My dreams of having a normal life slowly fades away. My list of illness’s scare my doctor, so I a sure John Doe isn’t interested in me. Dating me is a project. Weeks or months go by and I am fine. Next thing you know I could be in the hospital close to death. How do I explain that to someone I want to be in a relationship with? Men run scared when they find out. I have my family all around me, but a man in my life would be nice to have again. I have taken a two year break after the psycho stalker ex has been out of my life.
How do I learn to trust again? How do I sit through the lies and BS they spew at you? How do I pretend I am interested in his paint ball wins? I hate dating, HATE it! If I could go to a match maker I would. Till then I will dream of Mr. Right. Will he ride in on a white horse and throw his cape down so I don’t step in the mud? Will he let me be me and understand my craziness? Who knows this is just a dream for now.

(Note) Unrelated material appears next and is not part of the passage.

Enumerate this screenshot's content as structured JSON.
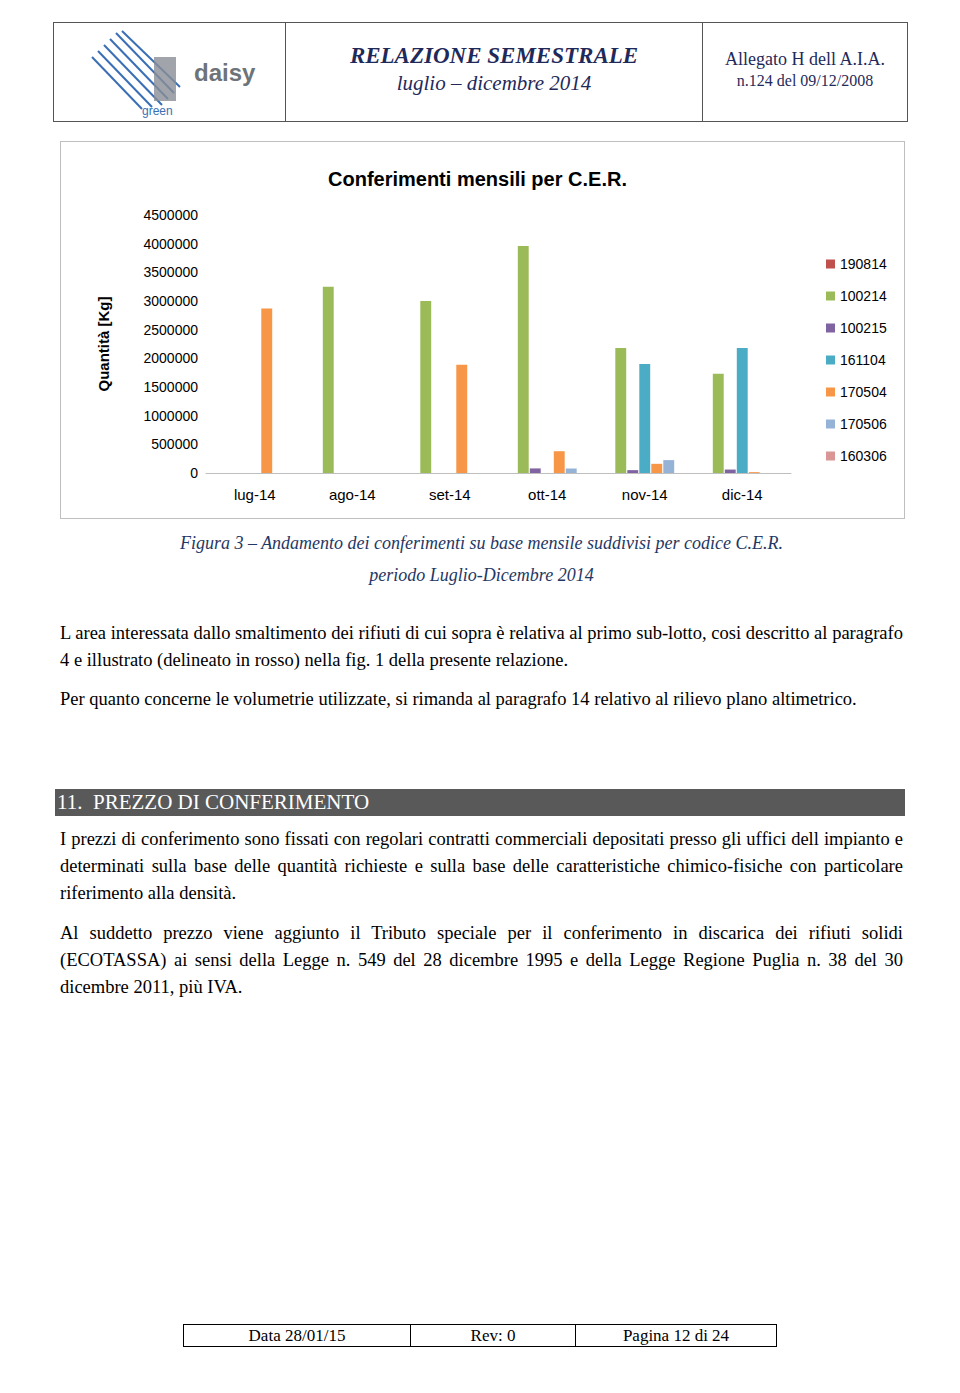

I am still a work in progress. Lots of my dreams have come true. I made them happen and fought hard for them to happen. I am thankful for my life and all of the people who helped me get here. The haters still hate, but the best revenge is living well. Romeo where the hell are you, I’m getting impatient. That’s the Scorpio in me.
MoMo Out!
I know what you mean big sister! Getting ready to move home and start working on my Master's Degree so I can better myself from the Bachelor's Degree I already have. I read your post and OMG...I think. That was so me many years ago. We are strong now MO! We got this! We are getting in control of our lives even though we may struggle and have set backs...but WE are not giving up! Keep up the good fight babygirl! Love youbig sister! Meeya!